But at astronomical scales, the effect is significant. Picture the other large galaxy in our Local Group: Andromeda. This spiral galaxy we see nearly edge-on is 2.5 million light years away and roughly one hundred thousand light years in diameter. Therefore, when we look at Andromeda through a telescope, far from seeing it “as it is now” or even “as it was at some instant two-and-a-half million years ago”, what we’re really seeing is an image across time—one that spans its whole lookback distance. The photons we now see from the far side were emitted a hundred thousand years before the photons we’re seeing from the near side. They travelled from an earlier time, continuously picked up more-recently emitted photons along the way, and over the course of a hundred thousand years that amalgam of photons formed the image of Andromeda we see today. That image, carrying information across a significant depth of lookback times, then travelled two-and-a-half million years through space to reach our telescopes.
The union
Now, any coherent description of “what black holes are” must consistently account for all three of these basic facts, in any scenario we can dream up.
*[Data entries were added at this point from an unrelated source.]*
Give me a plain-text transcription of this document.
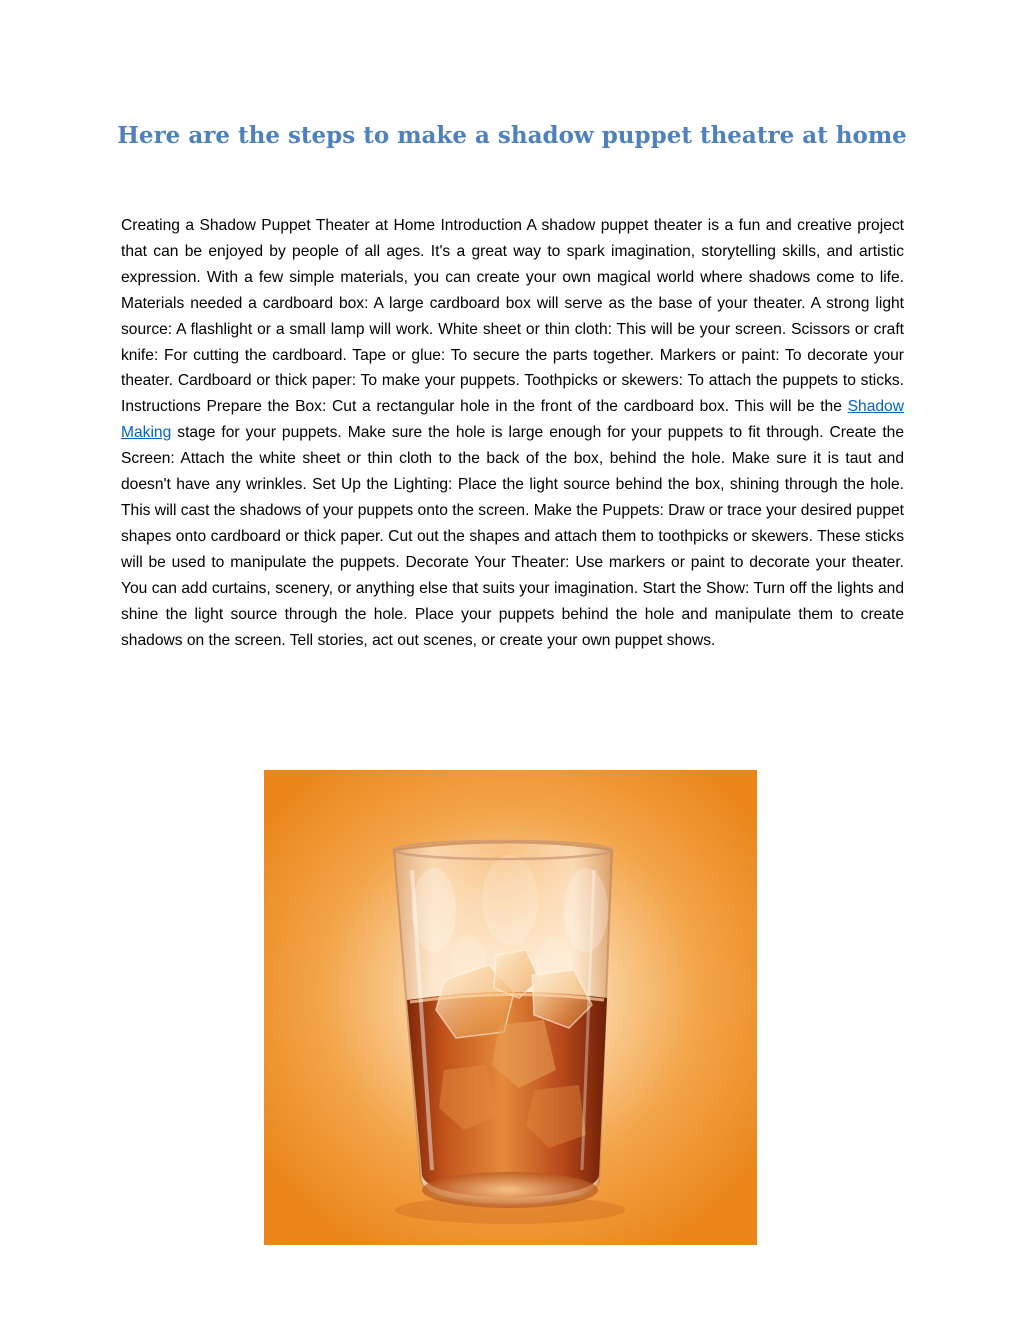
Here are the steps to make a shadow puppet theatre at home

Creating a Shadow Puppet Theater at Home Introduction A shadow puppet theater is a fun and creative project that can be enjoyed by people of all ages. It's a great way to spark imagination, storytelling skills, and artistic expression. With a few simple materials, you can create your own magical world where shadows come to life. Materials needed a cardboard box: A large cardboard box will serve as the base of your theater. A strong light source: A flashlight or a small lamp will work. White sheet or thin cloth: This will be your screen. Scissors or craft knife: For cutting the cardboard. Tape or glue: To secure the parts together. Markers or paint: To decorate your theater. Cardboard or thick paper: To make your puppets. Toothpicks or skewers: To attach the puppets to sticks. Instructions Prepare the Box: Cut a rectangular hole in the front of the cardboard box. This will be the Shadow Making stage for your puppets. Make sure the hole is large enough for your puppets to fit through. Create the Screen: Attach the white sheet or thin cloth to the back of the box, behind the hole. Make sure it is taut and doesn't have any wrinkles. Set Up the Lighting: Place the light source behind the box, shining through the hole. This will cast the shadows of your puppets onto the screen. Make the Puppets: Draw or trace your desired puppet shapes onto cardboard or thick paper. Cut out the shapes and attach them to toothpicks or skewers. These sticks will be used to manipulate the puppets. Decorate Your Theater: Use markers or paint to decorate your theater. You can add curtains, scenery, or anything else that suits your imagination. Start the Show: Turn off the lights and shine the light source through the hole. Place your puppets behind the hole and manipulate them to create shadows on the screen. Tell stories, act out scenes, or create your own puppet shows.
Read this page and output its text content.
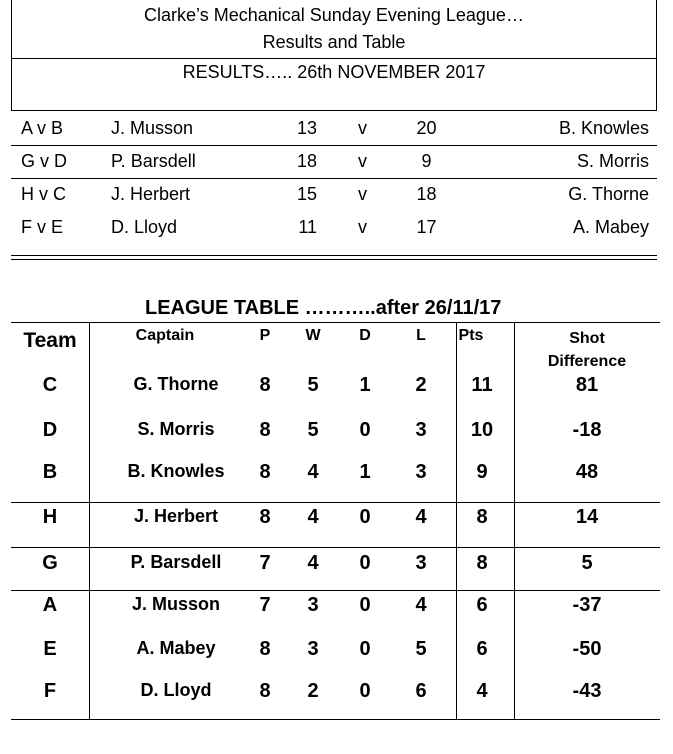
Clarke’s Mechanical Sunday Evening League…
Results and Table
RESULTS….. 26th NOVEMBER 2017
A v B	J. Musson	13 v	20	B. Knowles
G v D P. Barsdell	18 v	9	S. Morris
H v C	J. Herbert	15 v	18	G. Thorne
F v E	D. Lloyd	11 v	17	A. Mabey
LEAGUE TABLE ………..after 26/11/17
Team	Captain	P	W	D	L	Pts	Shot
Difference
C	G. Thorne	8	5	1	2	11	81
D	S. Morris	8	5	0	3	10	-18
B	B. Knowles	8	4	1	3	9	48
H	J. Herbert	8	4	0	4	8	14
G	P. Barsdell	7	4	0	3	8	5
A	J. Musson	7	3	0	4	6	-37
E	A. Mabey	8	3	0	5	6	-50
F	D. Lloyd	8	2	0	6	4	-43
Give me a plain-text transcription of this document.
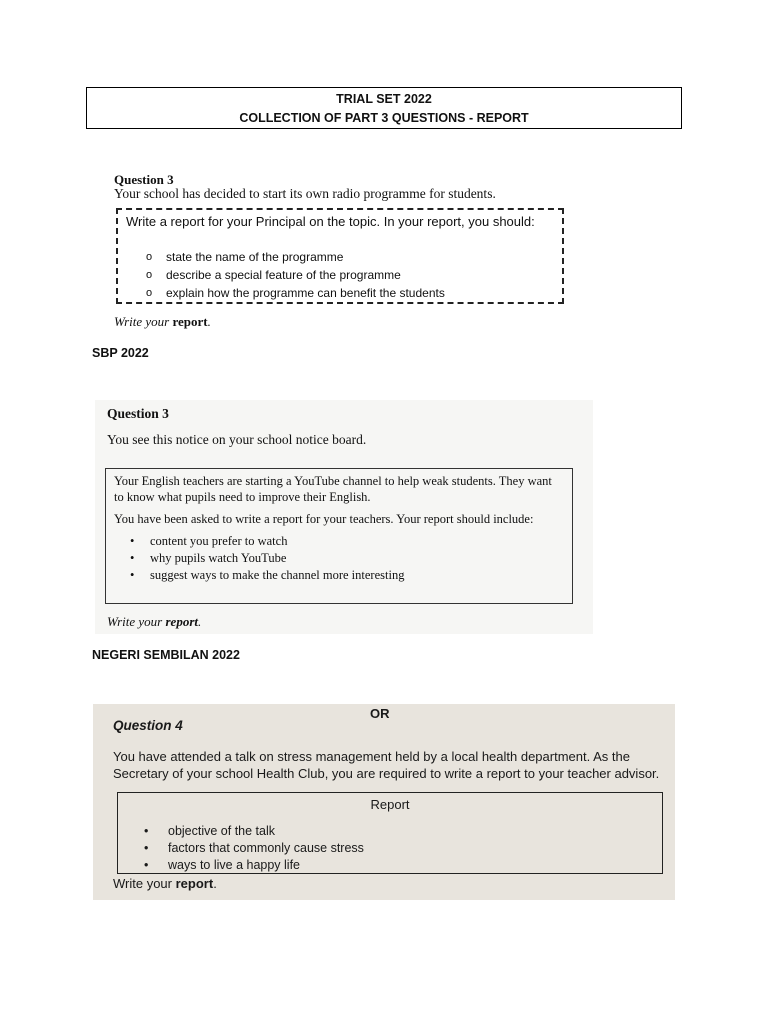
TRIAL SET 2022
COLLECTION OF PART 3 QUESTIONS - REPORT
Question 3
Your school has decided to start its own radio programme for students.
Write a report for your Principal on the topic. In your report, you should:
o state the name of the programme
o describe a special feature of the programme
o explain how the programme can benefit the students
Write your report.
SBP 2022
Question 3
You see this notice on your school notice board.

Your English teachers are starting a YouTube channel to help weak students. They want to know what pupils need to improve their English.

You have been asked to write a report for your teachers. Your report should include:

• content you prefer to watch
• why pupils watch YouTube
• suggest ways to make the channel more interesting
Write your report.
NEGERI SEMBILAN 2022
OR
Question 4
You have attended a talk on stress management held by a local health department. As the Secretary of your school Health Club, you are required to write a report to your teacher advisor.
Report
• objective of the talk
• factors that commonly cause stress
• ways to live a happy life
Write your report.
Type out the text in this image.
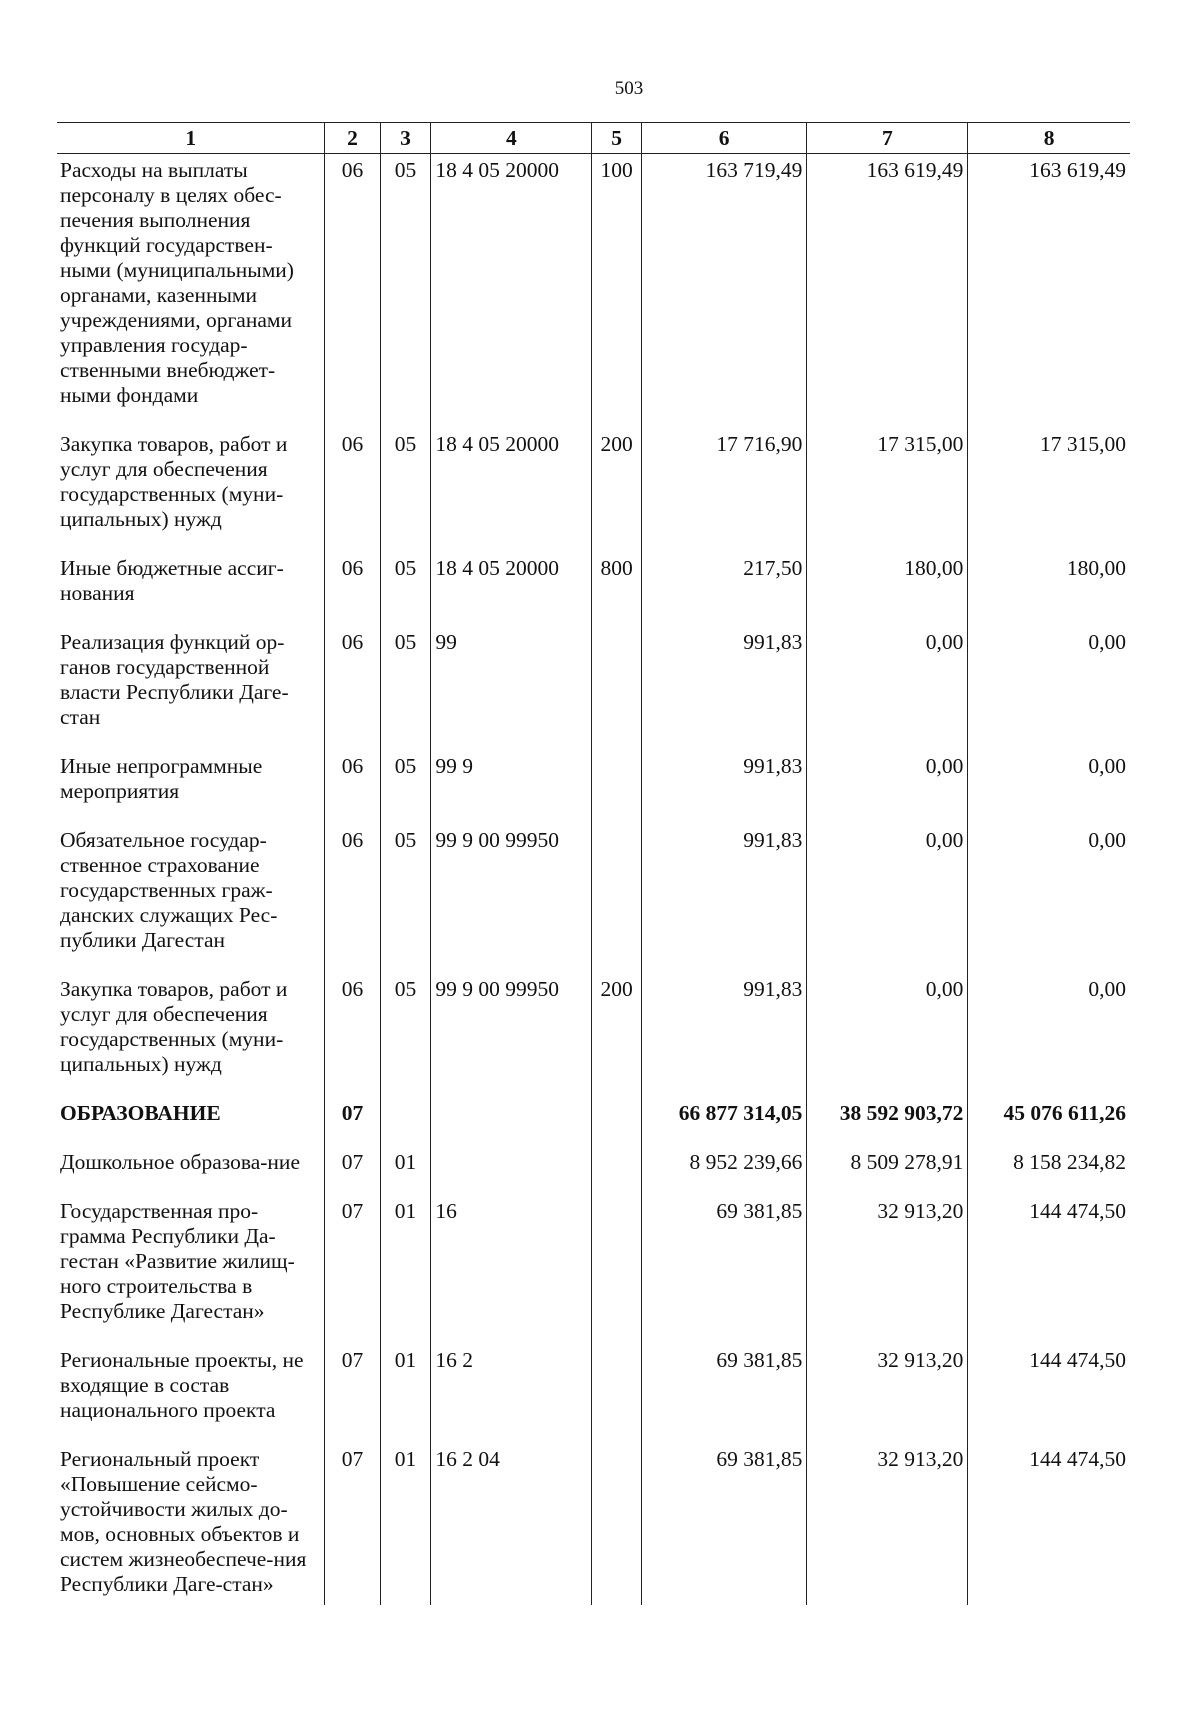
503
1	2	3	4	5	6	7	8
Расходы на выплаты персоналу в целях обес-печения выполнения функций государствен-ными (муниципальными) органами, казенными учреждениями, органами управления государ-ственными внебюджет-ными фондами	06	05	18 4 05 20000	100	163 719,49	163 619,49	163 619,49
Закупка товаров, работ и услуг для обеспечения государственных (муни-ципальных) нужд	06	05	18 4 05 20000	200	17 716,90	17 315,00	17 315,00
Иные бюджетные ассиг-нования	06	05	18 4 05 20000	800	217,50	180,00	180,00
Реализация функций ор-ганов государственной власти Республики Даге-стан	06	05	99		991,83	0,00	0,00
Иные непрограммные мероприятия	06	05	99 9		991,83	0,00	0,00
Обязательное государ-ственное страхование государственных граж-данских служащих Рес-публики Дагестан	06	05	99 9 00 99950		991,83	0,00	0,00
Закупка товаров, работ и услуг для обеспечения государственных (муни-ципальных) нужд	06	05	99 9 00 99950	200	991,83	0,00	0,00
ОБРАЗОВАНИЕ	07				66 877 314,05	38 592 903,72	45 076 611,26
Дошкольное образова-ние	07	01			8 952 239,66	8 509 278,91	8 158 234,82
Государственная про-грамма Республики Да-гестан «Развитие жилищ-ного строительства в Республике Дагестан»	07	01	16		69 381,85	32 913,20	144 474,50
Региональные проекты, не входящие в состав национального проекта	07	01	16 2		69 381,85	32 913,20	144 474,50
Региональный проект «Повышение сейсмо-устойчивости жилых до-мов, основных объектов и систем жизнеобеспече-ния Республики Даге-стан»	07	01	16 2 04		69 381,85	32 913,20	144 474,50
It is not enough to construct descriptions in which all three are satisfied individually—that individually what we see is an image in the full sense of what that means; that every outside observer “sees” black holes asymptotically approach the size of their horizons in infinite time; and that everything that ever falls in reaches the event horizon in finite personal time (this is called “proper time” in the language of Einstein’s relativity). All three must not merely hold true individually; they must all be true together, under every circumstance.
In particular, consider what is described from the relative perspective of an astronaut who dives into the black hole long after the supernova explosion that formed it.
To keep things simple, we’ll equip the astronaut with one of those magic antennas they can use to always “see” the faint radio signal from the collapsing star — i.e. the signal that must have been emitted before the star contracted to the size of its event horizon, which is all that’s ever visible from outside the black hole.
At every moment as the astronaut approaches the event horizon, they still see the star with a radius larger than its event horizon. Even in the limit as they approach the horizon’s finite radius, they always “see” an image that was emitted when the star was larger than the horizon radius, when the star’s surface was still somewhere between the horizon radius and the astronaut’s location when they later “see” the image.
When the astronaut reaches one meter above the horizon, they “see” photons emitted by the star when it was less than a meter away, when it was still larger than its horizon. When they’re a nanometer from the horizon radius, they see the star’s surface—an image of it, as always—that originated from less than a nanometer away, as the star was still larger than its event horizon when the current image the astronaut “sees” was emitted.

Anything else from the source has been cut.